Sr. Site Reliability Engineer
Sr. Site Reliability Engineer Lead
Job Summary
The Senior Support Lead in Site Reliability engineering (SRE) will be responsible for overseeing the support and reliability operations within the organization. This role will focus on ensuring the stability, performance, and efficiency of the systems while leading a team of support engineers to provide exceptional service. (1.) Key Responsibilities
1. Lead and manage a team of support engineers in resolving incidents, requests, and problems to ensure system uptime and reliability.
2. Collaborate with the engineering and development teams to implement efficient and scalable solutions that enhance system performance.
3. Develop and maintain support documentation, standard operating procedures, and best practices for the support team.
4. Identify opportunities for automation and implement tools to streamline support processes.
5. Monitor system performance and provide recommendations for improvements to optimize system reliability.
6. Participate in on call rotations to address critical incidents and ensure 24/7 system availability.
7. Conduct regular performance evaluations, provide feedback, and mentor team members to promote professional growth.
Skill Requirements
1. In-depth knowledge of site reliability engineering (sre) principles and best practices.
2. Proficiency in system monitoring, incident management, and performance tuning tools.
3. Strong understanding of cloud services, microservices architecture, and containerization technologies.
4. Excellent problem-solving skills and the ability to troubleshoot complex technical issues.
5. Experience with scripting languages (e.g., python, bash) for automation and tool development.
6. Familiarity with agile methodologies and devops practices for continuous integration and delivery.
7. Strong communication and leadership skills to effectively lead a support team and collaborate with cross functional teams.
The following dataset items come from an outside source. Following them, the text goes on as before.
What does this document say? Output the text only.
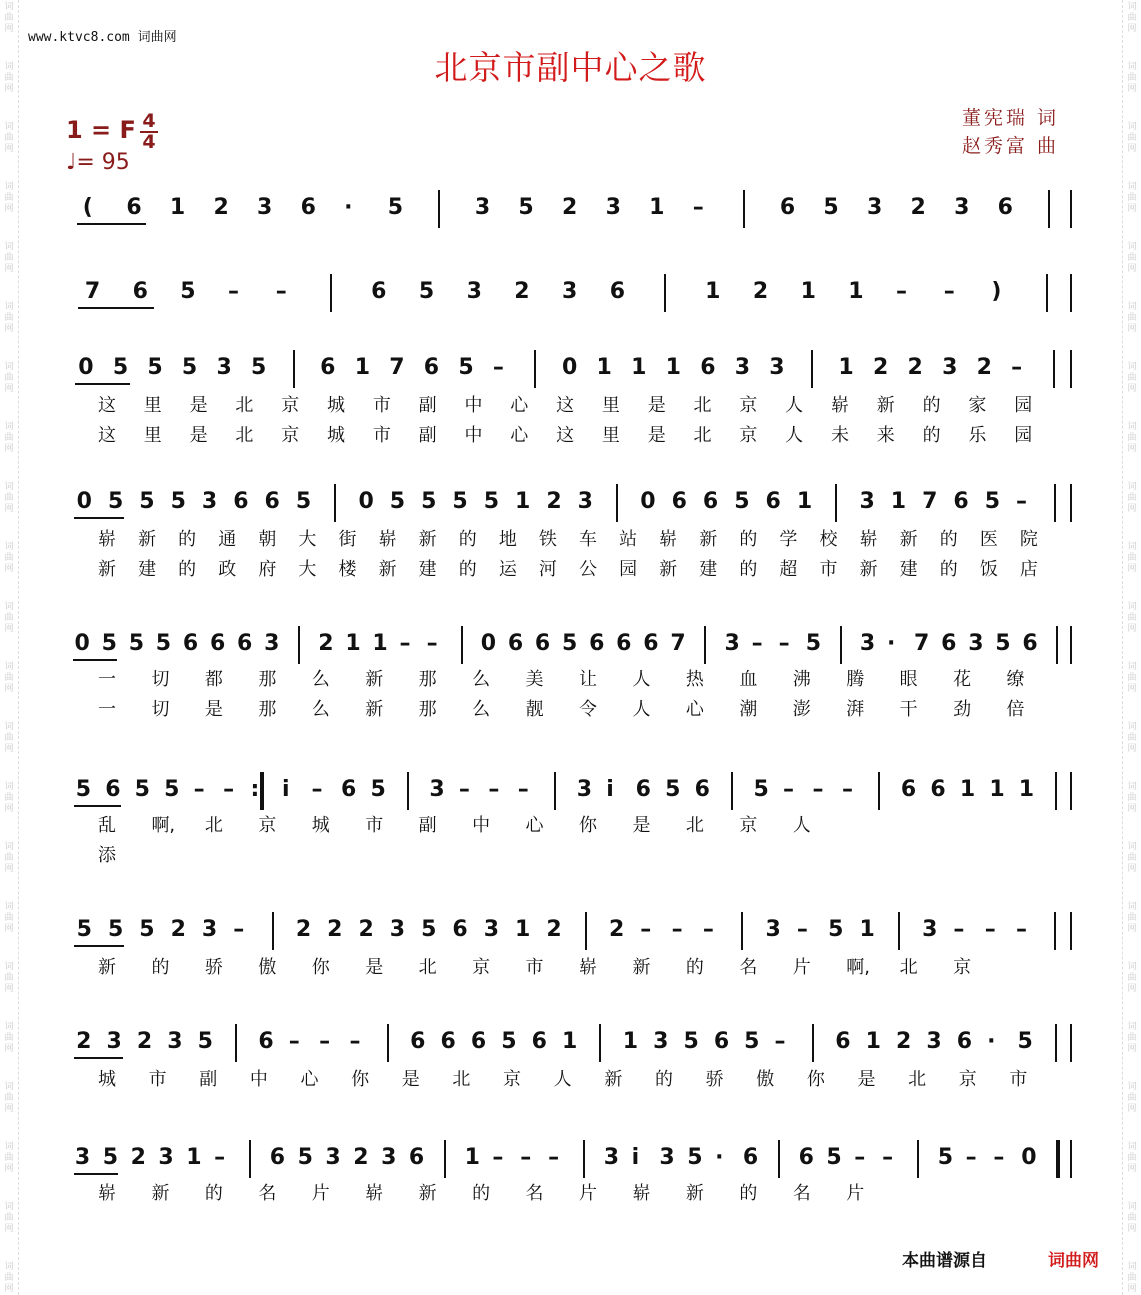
词
曲
网
词
曲
网
词
曲
网
词
曲
网
词
曲
网
词
曲
网
词
曲
网
词
曲
网
词
曲
网
词
曲
网
词
曲
网
词
曲
网
词
曲
网
词
曲
网
词
曲
网
词
曲
网
词
曲
网
词
曲
网
词
曲
网
词
曲
网
词
曲
网
词
曲
网
词
曲
网
词
曲
网
词
曲
网
词
曲
网
词
曲
网
词
曲
网
词
曲
网
词
曲
网
词
曲
网
词
曲
网
词
曲
网
词
曲
网
词
曲
网
词
曲
网
词
曲
网
词
曲
网
词
曲
网
词
曲
网
词
曲
网
词
曲
网
词
曲
网
词
曲
网
www.ktvc8.com 词曲网
北京市副中心之歌
1 = F 4
4
♩= 95
董宪瑞 词
赵秀富 曲
( 6 1 2 3 6 · 5	3 5 2 3 1 –	6 5 3 2 3 6
7 6 5 – –	6 5 3 2 3 6	1 2 1 1 – – )
0 5 5 5 3 5 6 1 7 6 5 –	0 1 1 1 6 3 3 1 2 2 3 2 –
这 里 是 北 京 城 市 副 中 心 这 里 是 北 京 人 崭 新 的 家 园
这 里 是 北 京 城 市 副 中 心 这 里 是 北 京 人 未 来 的 乐 园
0 5 5 5 3 6 6 5 0 5 5 5 5 1 2 3 0 6 6 5 6 1 3 1 7 6 5 –
崭 新 的 通 朝 大 街 崭 新 的 地 铁 车 站 崭 新 的 学 校 崭 新 的 医 院
新 建 的 政 府 大 楼 新 建 的 运 河 公 园 新 建 的 超 市 新 建 的 饭 店
0 5 5 5 6 6 6 3 2 1 1 – – 0 6 6 5 6 6 6 7 3 – – 5 3 · 7 6 3 5 6
一 切 都 那 么 新 那 么 美 让 人 热 血 沸 腾 眼 花 缭
一 切 是 那 么 新 那 么 靓 令 人 心 潮 澎 湃 干 劲 倍
5 6 5 5 – – : i – 6 5 3 – – – 3 i 6 5 6 5 – – – 6 6 1 1 1
乱 啊, 北 京 城 市 副 中 心 你 是 北 京 人
添
5 5 5 2 3 – 2 2 2 3 5 6 3 1 2 2 – – – 3 – 5 1 3 – – –
新 的 骄 傲 你 是 北 京 市 崭 新 的 名 片 啊, 北 京
2 3 2 3 5 6 – – – 6 6 6 5 6 1 1 3 5 6 5 – 6 1 2 3 6 · 5
城 市 副 中 心 你 是 北 京 人 新 的 骄 傲 你 是 北 京 市
3 5 2 3 1 – 6 5 3 2 3 6 1 – – – 3 i 3 5 · 6 6 5 – – 5 – – 0
崭 新 的 名 片 崭 新 的 名 片 崭 新 的 名 片
本曲谱源自	词曲网
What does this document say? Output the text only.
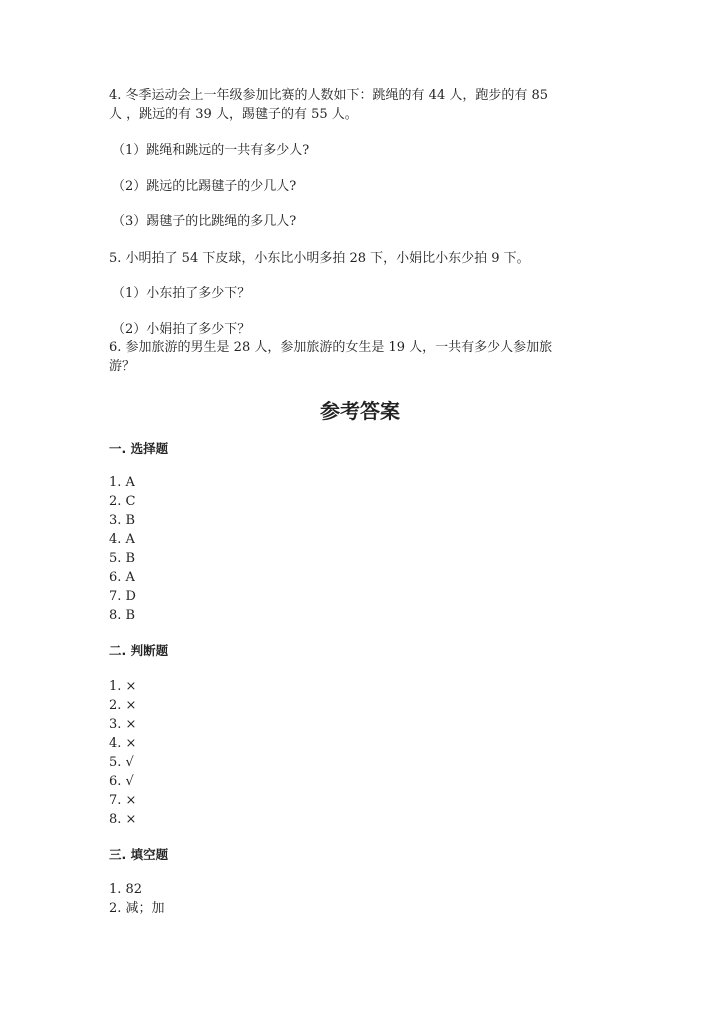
4. 冬季运动会上一年级参加比赛的人数如下：跳绳的有 44 人，跑步的有 85
人 ，跳远的有 39 人，踢毽子的有 55 人。
（1）跳绳和跳远的一共有多少人?
（2）跳远的比踢毽子的少几人?
（3）踢毽子的比跳绳的多几人?
5. 小明拍了 54 下皮球，小东比小明多拍 28 下，小娟比小东少拍 9 下。
（1）小东拍了多少下？
（2）小娟拍了多少下？
6. 参加旅游的男生是 28 人，参加旅游的女生是 19 人，一共有多少人参加旅
游？
参考答案
一. 选择题
二. 判断题
三. 填空题
1. A
2. C
3. B
4. A
5. B
6. A
7. D
8. B
1. ×
2. ×
3. ×
4. ×
5. √
6. √
7. ×
8. ×
1. 82
2. 减；加
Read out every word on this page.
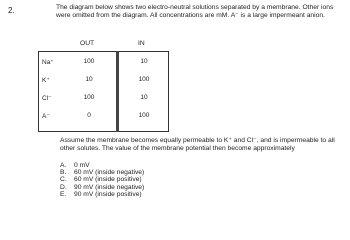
2.	The diagram below shows two electro-neutral solutions separated by a membrane. Other ions were omitted from the diagram. All concentrations are mM. A⁻ is a large impermeant anion.
OUT	IN
Na⁺	100	10
K⁺	10	100
Cl⁻	100	10
A⁻	0	100
Assume the membrane becomes equally permeable to K⁺ and Cl⁻, and is impermeable to all other solutes. The value of the membrane potential then become approximately
A.	0 mV
B.	60 mV (inside negative)
C.	60 mV (inside positive)
D.	90 mV (inside negative)
E.	90 mV (inside positive)
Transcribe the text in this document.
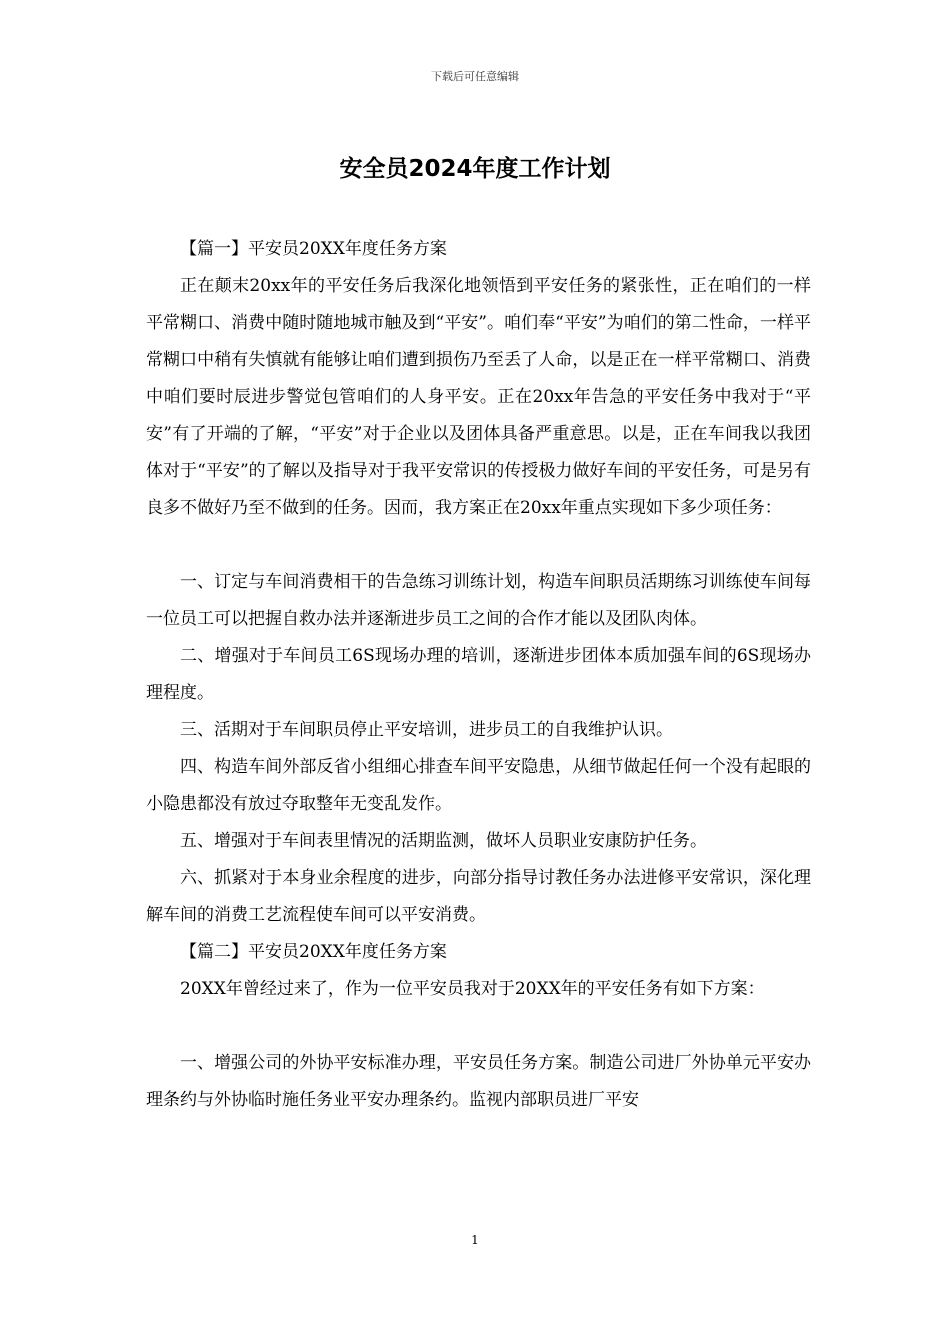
下载后可任意编辑
安全员2024年度工作计划

【篇一】平安员20XX年度任务方案

正在颠末20xx年的平安任务后我深化地领悟到平安任务的紧张性，正在咱们的一样平常糊口、消费中随时随地城市触及到“平安”。咱们奉“平安”为咱们的第二性命，一样平常糊口中稍有失慎就有能够让咱们遭到损伤乃至丢了人命，以是正在一样平常糊口、消费中咱们要时辰进步警觉包管咱们的人身平安。正在20xx年告急的平安任务中我对于“平安”有了开端的了解，“平安”对于企业以及团体具备严重意思。以是，正在车间我以我团体对于“平安”的了解以及指导对于我平安常识的传授极力做好车间的平安任务，可是另有良多不做好乃至不做到的任务。因而，我方案正在20xx年重点实现如下多少项任务：

一、订定与车间消费相干的告急练习训练计划，构造车间职员活期练习训练使车间每一位员工可以把握自救办法并逐渐进步员工之间的合作才能以及团队肉体。

二、增强对于车间员工6S现场办理的培训，逐渐进步团体本质加强车间的6S现场办理程度。

三、活期对于车间职员停止平安培训，进步员工的自我维护认识。

四、构造车间外部反省小组细心排查车间平安隐患，从细节做起任何一个没有起眼的小隐患都没有放过夺取整年无变乱发作。

五、增强对于车间表里情况的活期监测，做坏人员职业安康防护任务。

六、抓紧对于本身业余程度的进步，向部分指导讨教任务办法进修平安常识，深化理解车间的消费工艺流程使车间可以平安消费。

【篇二】平安员20XX年度任务方案

20XX年曾经过来了，作为一位平安员我对于20XX年的平安任务有如下方案：

一、增强公司的外协平安标准办理，平安员任务方案。制造公司进厂外协单元平安办理条约与外协临时施任务业平安办理条约。监视内部职员进厂平安

1
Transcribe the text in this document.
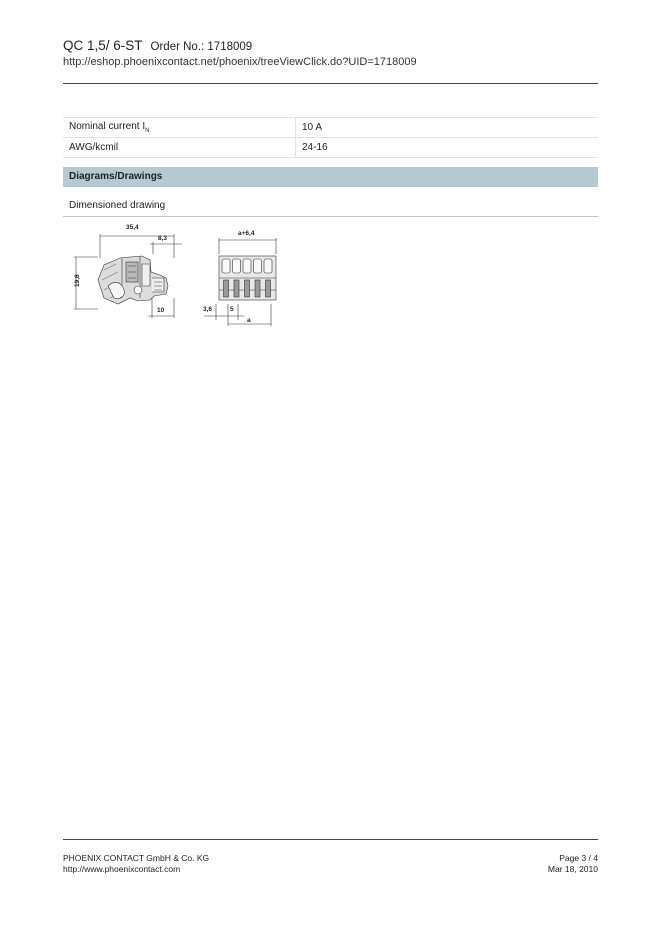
QC 1,5/ 6-ST Order No.: 1718009
http://eshop.phoenixcontact.net/phoenix/treeViewClick.do?UID=1718009
Nominal current $I_N$	10 A
AWG/kcmil	24-16
Diagrams/Drawings
Dimensioned drawing
35,4
8,3
19,6
10
a+6,4
3,6	5
a
PHOENIX CONTACT GmbH & Co. KG
http://www.phoenixcontact.com
Page 3 / 4
Mar 18, 2010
8. Ability to work under pressure, prioritize tasks, and manage multiple projects simultaneously.
Required Qualifications:
- 10+ years of Software Engineering experience, or equivalent demonstrated through one or a combination of the following: work experience, training, military experience, education
- 10+ years of experience in Production support/Site Reliability Engineering teams with continued focus on improving Platform health
- Familiar with Agile or other rapid application development practices
- Hands-on expertise with Automated testing, Process Automation & building dashboards using APM tools.
- Experience with distributed (multi-tiered) systems, algorithms, relational databases, and NoSQL databases.
- Knowledge & Exposure caching tools (Redis, memcache) or messaging tools such as MQ, Kafka.
- Must have working knowledge of APM tools such as splunk, GCL, ELK, Grafana, Prometheus etc.
- Able to create Dashboards using GCL/Splunk/ELK and setup alerts.
- Working knowledge of CICD is a plus Source control like Git, Continuous Integration Jenkins / UCD Release etc. .
- Ability to work with Engineering teams across the ecosystem such as Security, Networking & Infrastructure challenges which can impact platform health & resiliency.
- Shell Scripting / DevOps tools like Ansible with good knowledge of yaml file to write playbooks .
- Experience with distributed storage technologies like NFS as well as dynamic resource management frameworks PCF, Kubernetes / OpenShift, AWS or Azure.
- Tech Stack: Java/J2EE (Spring, Spring Boot, Python, Shell Scripting, Kafka, Oracle, MongoDB etc.).
- A proactive approach to spotting problems, areas for improvement, and performance bottlenecks.
- Bachelor s Degree in computer science, computer science engineering, or related experience required.